In the evening the monks collected from different places in the hall of instruction, and began uttering the Teacher's praises, — thus surrounding themselves as it were with a curtain of sweet kamala flowers! "Brethren, his elder brother knew not the capacity of Little Roadling, and expelled him as a dullard because in four months he could not learn that one stanza; but the Buddha, by his unrivalled mastery over the Truth, gave him Arahatship, with the intellectual powers thereof, in the space of a single meal, and by those powers he understood all the Scriptures! Ah !how great is the power of the Buddhas!"

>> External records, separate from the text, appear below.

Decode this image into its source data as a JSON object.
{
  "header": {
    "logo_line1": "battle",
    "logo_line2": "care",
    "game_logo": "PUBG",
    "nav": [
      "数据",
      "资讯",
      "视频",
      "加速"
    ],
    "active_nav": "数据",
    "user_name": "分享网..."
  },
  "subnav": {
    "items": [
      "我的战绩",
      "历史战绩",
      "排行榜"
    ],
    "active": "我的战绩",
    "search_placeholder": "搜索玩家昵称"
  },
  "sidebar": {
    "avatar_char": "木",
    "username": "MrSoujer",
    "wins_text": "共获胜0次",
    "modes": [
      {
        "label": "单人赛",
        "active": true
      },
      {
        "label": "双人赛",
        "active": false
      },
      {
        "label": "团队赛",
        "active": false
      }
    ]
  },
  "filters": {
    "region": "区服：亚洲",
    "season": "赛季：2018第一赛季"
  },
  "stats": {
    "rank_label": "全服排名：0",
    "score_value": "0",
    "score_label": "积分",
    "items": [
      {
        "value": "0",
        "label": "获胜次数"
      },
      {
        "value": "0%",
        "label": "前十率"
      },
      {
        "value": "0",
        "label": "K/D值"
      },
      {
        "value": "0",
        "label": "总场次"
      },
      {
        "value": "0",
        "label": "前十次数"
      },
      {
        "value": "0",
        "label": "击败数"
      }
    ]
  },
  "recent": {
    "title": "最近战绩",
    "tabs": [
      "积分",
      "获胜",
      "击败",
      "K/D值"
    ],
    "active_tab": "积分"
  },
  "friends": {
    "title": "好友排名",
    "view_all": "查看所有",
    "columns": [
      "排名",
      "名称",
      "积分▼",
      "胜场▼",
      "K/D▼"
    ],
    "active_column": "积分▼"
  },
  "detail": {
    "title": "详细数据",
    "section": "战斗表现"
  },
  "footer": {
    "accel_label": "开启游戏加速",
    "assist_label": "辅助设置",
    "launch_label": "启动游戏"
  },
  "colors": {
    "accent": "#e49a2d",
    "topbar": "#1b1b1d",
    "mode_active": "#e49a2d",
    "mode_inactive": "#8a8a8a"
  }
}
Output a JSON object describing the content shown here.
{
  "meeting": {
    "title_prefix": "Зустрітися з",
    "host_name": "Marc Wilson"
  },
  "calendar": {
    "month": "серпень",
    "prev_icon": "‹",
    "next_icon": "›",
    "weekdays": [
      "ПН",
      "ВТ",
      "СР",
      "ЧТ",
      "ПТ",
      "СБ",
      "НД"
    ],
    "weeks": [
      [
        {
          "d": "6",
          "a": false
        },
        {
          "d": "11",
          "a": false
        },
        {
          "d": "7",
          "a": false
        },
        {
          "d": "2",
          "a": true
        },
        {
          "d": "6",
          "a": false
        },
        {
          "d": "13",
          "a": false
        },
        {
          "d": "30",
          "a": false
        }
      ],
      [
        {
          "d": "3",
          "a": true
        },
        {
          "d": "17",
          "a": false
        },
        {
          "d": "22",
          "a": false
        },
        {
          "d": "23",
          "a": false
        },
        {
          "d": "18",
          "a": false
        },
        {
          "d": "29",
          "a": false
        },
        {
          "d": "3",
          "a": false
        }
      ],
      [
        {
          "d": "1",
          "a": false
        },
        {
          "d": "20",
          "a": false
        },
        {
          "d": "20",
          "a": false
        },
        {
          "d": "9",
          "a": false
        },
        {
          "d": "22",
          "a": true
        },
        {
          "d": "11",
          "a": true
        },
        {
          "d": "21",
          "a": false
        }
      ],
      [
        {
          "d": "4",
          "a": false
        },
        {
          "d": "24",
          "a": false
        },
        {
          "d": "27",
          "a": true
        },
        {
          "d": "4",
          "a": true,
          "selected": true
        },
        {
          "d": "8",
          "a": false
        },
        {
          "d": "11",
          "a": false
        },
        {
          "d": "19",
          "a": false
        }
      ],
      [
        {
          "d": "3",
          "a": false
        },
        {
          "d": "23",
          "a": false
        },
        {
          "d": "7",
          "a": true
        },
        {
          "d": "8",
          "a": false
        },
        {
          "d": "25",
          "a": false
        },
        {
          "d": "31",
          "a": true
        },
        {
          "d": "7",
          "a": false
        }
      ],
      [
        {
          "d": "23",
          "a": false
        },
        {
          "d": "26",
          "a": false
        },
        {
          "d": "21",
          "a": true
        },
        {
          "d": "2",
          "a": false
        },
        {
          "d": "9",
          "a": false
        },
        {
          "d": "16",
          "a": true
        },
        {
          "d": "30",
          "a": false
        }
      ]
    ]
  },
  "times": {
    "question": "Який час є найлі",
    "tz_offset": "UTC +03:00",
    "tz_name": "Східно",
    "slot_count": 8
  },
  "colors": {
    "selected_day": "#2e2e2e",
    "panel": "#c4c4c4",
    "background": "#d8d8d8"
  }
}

And the Blessed One, knowing that this conversation had arisen in the hall, determined to go there; and rising from his couch, he put on his orange-coloured under garment, girded himself with his belt as it were with lightning, gathered round him his wide flowing robe red as kamala flowers, issued from his fragrant chamber, and

  1. Little Roadling has now become an Elder, a monk of the higher of the two grades.